La administración de Trump anunció el congelamiento de 10.000 millones de dólares en fondos federales para programas de cuidado infantil y servicios sociales en California, Colorado, Illinois, Minnesota y Nueva York, alegando supuestas irregularidades financieras sin presentar evidencia formal.
El Departamento de Salud y Servicios Humanos (HHS) de Estados Unidos anunció el martes la suspensión de fondos federales para programas de cuidado infantil en cinco estados gobernados por demócratas, generando una fuerte controversia política. Según el vocero Andrew Nixon, la medida busca "garantizar que los recursos de los contribuyentes se utilicen para propósitos legítimos".
Los fondos congelados incluyen 2.400 millones de dólares del Fondo de Desarrollo de Cuidado Infantil, 7.350 millones de dólares del programa de Asistencia Temporal para Familias Necesitadas y 869 millones de dólares de Subvenciones de Servicios Sociales.
El anuncio surge después de investigaciones sobre presuntos fraudes en centros de cuidado infantil en Minnesota, donde las autoridades federales estiman que hasta el 50% de los 18.000 millones de dólares pagados desde 2018 podrían ser fraudulentos. Un video de un youtuber de derecha, Nick Shirley, que muestra dificultades para ingresar a guarderías administradas por residentes somalíes en Minneapolis, fue citado como evidencia.
Los gobernadores demócratas de los estados afectados rechazaron enérgicamente la decisión. Gavin Newsom de California calificó las acusaciones de Trump como las de un "mentiroso delirante", mientras que Kathy Hochul de Nueva York denunció un "ataque frontal" contra los niños.
Trump justificó la medida en su plataforma Truth Social, acusando a los estados demócratas de ser "cómplices de fraudes masivos". Sin embargo, ni el HHS ni la administración han presentado pruebas concretas de irregularidades generalizadas en los cinco estados.
La medida podría afectar significativamente a familias de bajos recursos que dependen de estos programas, especialmente en medio de una crisis de asequibilidad. Organizaciones de defensa de jóvenes, como Young Invincibles, criticaron la decisión, calificándola de "ataque ideológico" que utiliza a millones de familias como "peones en un juego político".
El gobernador de Minnesota, Tim Walz, anunció que no buscará la reelección en medio del escándalo, reconociendo la complejidad de la situación. Walz argumentó que su estado ha trabajado durante años para combatir el fraude, pero que la estrategia de Trump busca desfinanciar programas que ayudan a la población.
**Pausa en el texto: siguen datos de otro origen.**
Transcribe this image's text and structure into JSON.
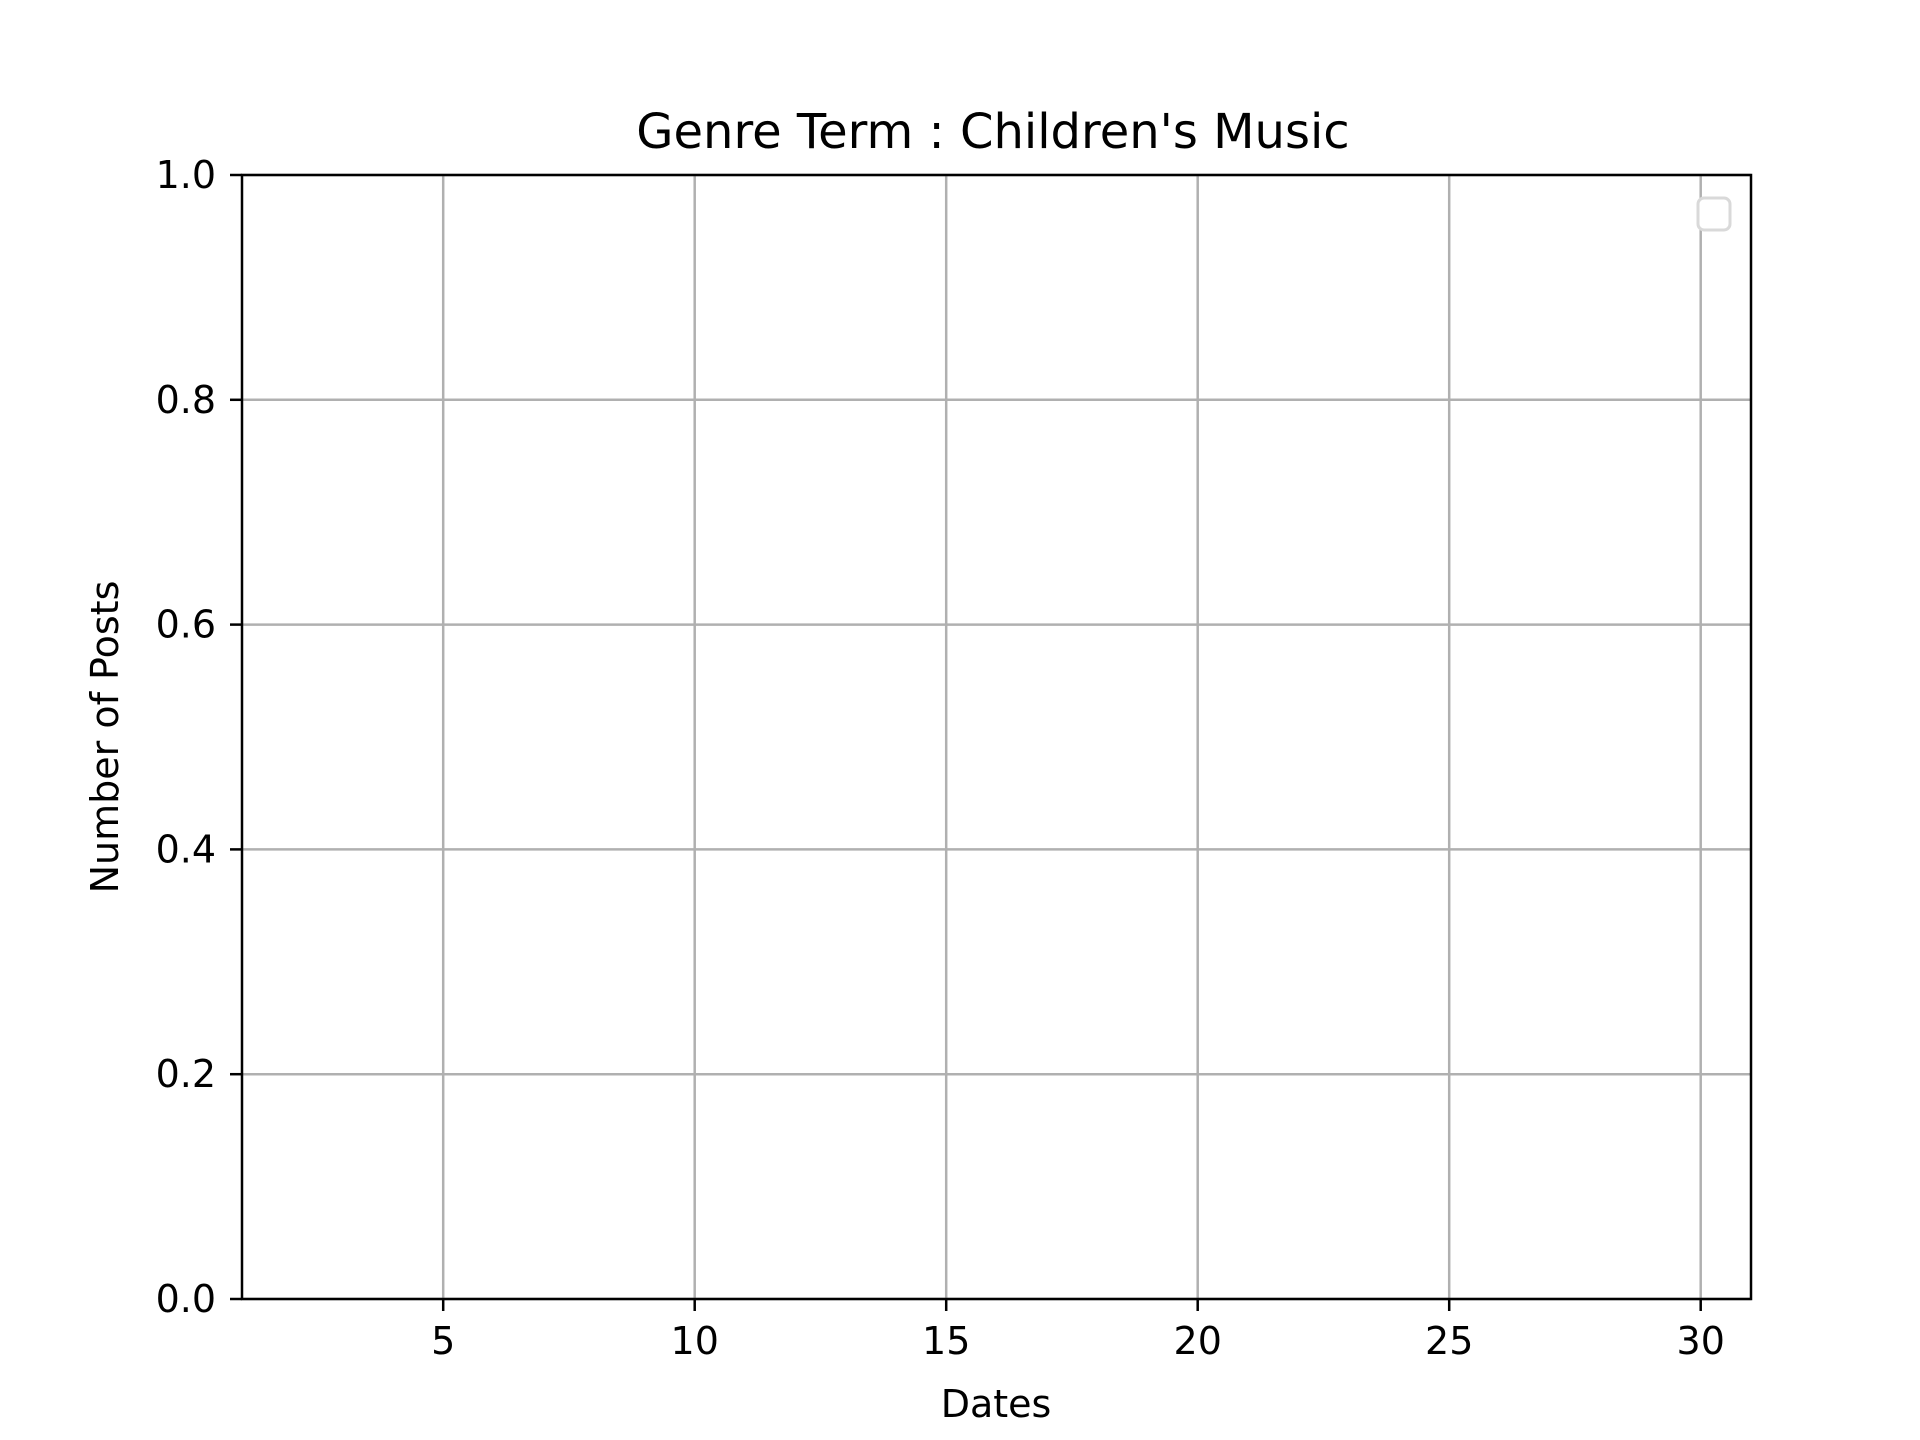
{
  "chart_data": {
    "type": "line",
    "title": "Genre Term : Children's Music",
    "xlabel": "Dates",
    "ylabel": "Number of Posts",
    "xlim": [
      1,
      31
    ],
    "ylim": [
      0,
      1
    ],
    "x_ticks": [
      5,
      10,
      15,
      20,
      25,
      30
    ],
    "x_tick_labels": [
      "5",
      "10",
      "15",
      "20",
      "25",
      "30"
    ],
    "y_ticks": [
      0.0,
      0.2,
      0.4,
      0.6,
      0.8,
      1.0
    ],
    "y_tick_labels": [
      "0.0",
      "0.2",
      "0.4",
      "0.6",
      "0.8",
      "1.0"
    ],
    "grid": true,
    "legend": {
      "placement": "upper right",
      "entries": []
    },
    "series": [],
    "colors": {
      "grid": "#b0b0b0",
      "axes": "#000000",
      "legend_border": "#d9d9d9"
    }
  }
}
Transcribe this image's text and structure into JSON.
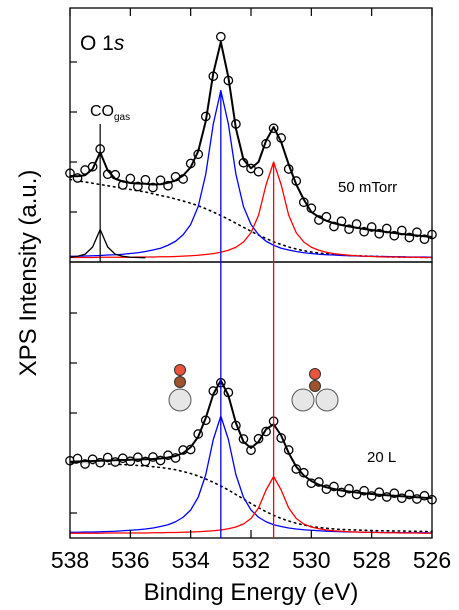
{
  "chart_data": [
    {
      "type": "line",
      "panel_label": {
        "text": "O 1",
        "italic": "s"
      },
      "co_label": {
        "text": "CO",
        "subscript": "gas",
        "x": 537
      },
      "condition": "50 mTorr",
      "ylabel": "XPS Intensity (a.u.)",
      "xlim": [
        538,
        526
      ],
      "ylim": [
        0,
        101.6
      ],
      "yticks": [
        20,
        40,
        60,
        80
      ],
      "x": [
        538,
        537.75,
        537.5,
        537.25,
        537,
        536.75,
        536.5,
        536.25,
        536,
        535.75,
        535.5,
        535.25,
        535,
        534.75,
        534.5,
        534.25,
        534,
        533.75,
        533.5,
        533.25,
        533,
        532.75,
        532.5,
        532.25,
        532,
        531.75,
        531.5,
        531.25,
        531,
        530.75,
        530.5,
        530.25,
        530,
        529.75,
        529.5,
        529.25,
        529,
        528.75,
        528.5,
        528.25,
        528,
        527.75,
        527.5,
        527.25,
        527,
        526.75,
        526.5,
        526.25,
        526
      ],
      "series": [
        {
          "style": "dotted",
          "color": "#000000",
          "values": [
            33,
            32.5,
            32,
            31.5,
            31,
            30.5,
            30,
            29.5,
            29,
            28.5,
            28,
            27.3,
            26.6,
            26,
            25.2,
            24.4,
            23.5,
            22.5,
            21.3,
            20,
            18.6,
            17.1,
            15.5,
            13.9,
            12.3,
            10.8,
            9.4,
            8.1,
            7,
            6,
            5.2,
            4.5,
            4,
            3.6,
            3.3,
            3.0,
            2.8,
            2.6,
            2.5,
            2.4,
            2.3,
            2.2,
            2.1,
            2.0,
            2.0,
            1.9,
            1.9,
            1.8,
            1.8
          ]
        },
        {
          "style": "line",
          "color": "#0000ff",
          "values": [
            2.3,
            2.3,
            2.4,
            2.5,
            2.6,
            2.8,
            2.9,
            3.1,
            3.4,
            3.7,
            4.2,
            4.8,
            5.5,
            6.7,
            8.3,
            10.9,
            15.0,
            22.2,
            35.1,
            55.2,
            68.6,
            55.2,
            35.1,
            22.2,
            15.0,
            10.9,
            8.3,
            6.7,
            5.5,
            4.8,
            4.2,
            3.7,
            3.4,
            3.1,
            2.9,
            2.8,
            2.6,
            2.5,
            2.4,
            2.3,
            2.3,
            2.2,
            2.2,
            2.1,
            2.1,
            2.0,
            2.0,
            2.0,
            1.9
          ]
        },
        {
          "style": "line",
          "color": "#ff0000",
          "values": [
            1.8,
            1.8,
            1.8,
            1.8,
            1.9,
            1.9,
            1.9,
            1.9,
            1.9,
            2.0,
            2.0,
            2.0,
            2.1,
            2.1,
            2.2,
            2.35,
            2.5,
            2.7,
            3.0,
            3.35,
            3.9,
            4.7,
            5.9,
            8.0,
            11.7,
            18.7,
            30.9,
            40,
            30.9,
            18.7,
            11.7,
            8.0,
            5.9,
            4.7,
            3.9,
            3.35,
            3.0,
            2.7,
            2.5,
            2.35,
            2.2,
            2.1,
            2.0,
            2.0,
            1.9,
            1.9,
            1.9,
            1.8,
            1.8
          ]
        },
        {
          "style": "line",
          "color": "#000000",
          "x": [
            538,
            537.75,
            537.5,
            537.25,
            537,
            536.75,
            536.5,
            536.25,
            536,
            535.75,
            535.5
          ],
          "values": [
            1.9,
            2.3,
            3.1,
            6.0,
            13,
            6.0,
            3.1,
            2.3,
            1.9,
            1.8,
            1.7
          ]
        },
        {
          "style": "markers",
          "color": "#000000",
          "values": [
            35.5,
            33.6,
            36.8,
            38.1,
            45.2,
            35.1,
            34.9,
            30.8,
            33.4,
            30.2,
            32.9,
            29.8,
            32.7,
            30.5,
            34.1,
            33.2,
            39.4,
            43.1,
            58.2,
            74.3,
            90.1,
            72.6,
            55.2,
            39.7,
            37.4,
            36.1,
            47.3,
            53.5,
            49.6,
            37.2,
            32.4,
            23.9,
            21.5,
            16.8,
            18.1,
            14.2,
            16.3,
            13.1,
            15.2,
            12.1,
            14.0,
            11.3,
            13.4,
            10.5,
            12.6,
            9.8,
            11.9,
            9.1,
            11.0
          ]
        },
        {
          "style": "fit",
          "color": "#000000",
          "values": [
            34.4,
            34.3,
            34.7,
            37.2,
            43.9,
            36.6,
            33.3,
            32.2,
            31.6,
            31.4,
            31.3,
            31.0,
            31.1,
            31.7,
            32.6,
            34.6,
            37.9,
            44.3,
            56.3,
            75.5,
            88.0,
            73.9,
            53.4,
            41.0,
            37.5,
            40,
            48.5,
            54,
            48,
            39,
            31,
            25,
            20,
            18,
            16.5,
            15.5,
            14.8,
            14.2,
            13.7,
            13.2,
            12.8,
            12.4,
            12,
            11.6,
            11.2,
            10.9,
            10.6,
            10.3,
            10
          ]
        }
      ],
      "vlines": [
        {
          "x": 533,
          "color": "#0000ff"
        },
        {
          "x": 531.25,
          "color": "#ff0000"
        }
      ]
    },
    {
      "type": "line",
      "condition": "20 L",
      "xlabel": "Binding Energy (eV)",
      "xlim": [
        538,
        526
      ],
      "xticks": [
        538,
        536,
        534,
        532,
        530,
        528,
        526
      ],
      "ylim": [
        0,
        110.4
      ],
      "yticks": [
        10,
        30,
        50,
        70,
        90
      ],
      "x": [
        538,
        537.75,
        537.5,
        537.25,
        537,
        536.75,
        536.5,
        536.25,
        536,
        535.75,
        535.5,
        535.25,
        535,
        534.75,
        534.5,
        534.25,
        534,
        533.75,
        533.5,
        533.25,
        533,
        532.75,
        532.5,
        532.25,
        532,
        531.75,
        531.5,
        531.25,
        531,
        530.75,
        530.5,
        530.25,
        530,
        529.75,
        529.5,
        529.25,
        529,
        528.75,
        528.5,
        528.25,
        528,
        527.75,
        527.5,
        527.25,
        527,
        526.75,
        526.5,
        526.25,
        526
      ],
      "series": [
        {
          "style": "dotted",
          "color": "#000000",
          "values": [
            30,
            30,
            29.9,
            29.8,
            29.7,
            29.6,
            29.5,
            29.4,
            29.2,
            29,
            28.8,
            28.5,
            28.2,
            27.8,
            27.3,
            26.6,
            25.8,
            24.8,
            23.6,
            22.3,
            20.8,
            19.2,
            17.4,
            15.6,
            13.8,
            12.1,
            10.5,
            9.1,
            7.8,
            6.8,
            5.9,
            5.2,
            4.6,
            4.2,
            3.9,
            3.6,
            3.4,
            3.3,
            3.2,
            3.1,
            3.0,
            2.9,
            2.9,
            2.8,
            2.8,
            2.7,
            2.7,
            2.6,
            2.6
          ]
        },
        {
          "style": "line",
          "color": "#0000ff",
          "values": [
            2.3,
            2.3,
            2.4,
            2.4,
            2.5,
            2.6,
            2.7,
            2.9,
            3.1,
            3.3,
            3.6,
            4.0,
            4.6,
            5.3,
            6.5,
            8.3,
            11.2,
            16.3,
            25.3,
            39.4,
            48.8,
            39.4,
            25.3,
            16.3,
            11.2,
            8.3,
            6.5,
            5.3,
            4.6,
            4.0,
            3.6,
            3.3,
            3.1,
            2.9,
            2.7,
            2.6,
            2.5,
            2.4,
            2.4,
            2.3,
            2.3,
            2.2,
            2.2,
            2.2,
            2.1,
            2.1,
            2.1,
            2.1,
            2.0
          ]
        },
        {
          "style": "line",
          "color": "#ff0000",
          "values": [
            1.9,
            1.9,
            1.9,
            1.9,
            1.9,
            2.0,
            2.0,
            2.0,
            2.0,
            2.0,
            2.0,
            2.1,
            2.1,
            2.2,
            2.2,
            2.3,
            2.4,
            2.5,
            2.7,
            2.9,
            3.2,
            3.7,
            4.4,
            5.6,
            7.8,
            12.0,
            19.2,
            24.6,
            19.2,
            12.0,
            7.8,
            5.6,
            4.4,
            3.7,
            3.2,
            2.9,
            2.7,
            2.5,
            2.4,
            2.3,
            2.2,
            2.2,
            2.1,
            2.1,
            2.0,
            2.0,
            2.0,
            1.9,
            1.9
          ]
        },
        {
          "style": "markers",
          "color": "#000000",
          "values": [
            30.9,
            31.8,
            29.6,
            31.5,
            30.1,
            32.2,
            30.4,
            31.9,
            30.7,
            32.3,
            30.6,
            32.4,
            31.0,
            33.1,
            32.0,
            35.2,
            35.4,
            41.6,
            47.1,
            58.8,
            62.1,
            58.2,
            45.0,
            39.6,
            35.1,
            39.7,
            42.6,
            46.7,
            40.0,
            35.2,
            27.6,
            26.1,
            21.9,
            22.4,
            19.5,
            20.6,
            18.2,
            19.7,
            17.4,
            18.9,
            16.8,
            18.3,
            16.4,
            17.9,
            15.9,
            17.4,
            15.6,
            16.9,
            15.3
          ]
        },
        {
          "style": "fit",
          "color": "#000000",
          "values": [
            30.5,
            30.6,
            30.7,
            30.8,
            30.9,
            31,
            31.1,
            31.2,
            31.3,
            31.4,
            31.5,
            31.6,
            31.8,
            32.2,
            32.8,
            34,
            36.3,
            40.5,
            48,
            57.5,
            63,
            57,
            46,
            38.5,
            36,
            38.5,
            43.5,
            45.5,
            41,
            34,
            28.5,
            25,
            22.8,
            21.3,
            20.3,
            19.6,
            19,
            18.6,
            18.2,
            17.9,
            17.6,
            17.3,
            17.1,
            16.9,
            16.7,
            16.5,
            16.3,
            16.1,
            16
          ]
        }
      ]
    }
  ]
}
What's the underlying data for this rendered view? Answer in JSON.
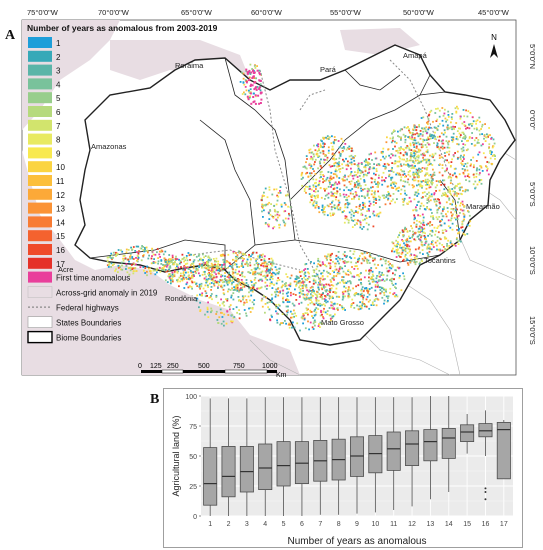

Los estados afectados han manifestado que no han recibido notificación oficial y están preparados para impugnar la decisión legalmente si se confirma. La medida se suma a una serie de tensiones políticas entre la administración de Trump y los estados gobernados por demócratas.
Mientras tanto, la incertidumbre persiste sobre el impacto real de esta decisión y si se presentarán evidencias concretas de las supuestas irregularidades en los programas de cuidado infantil.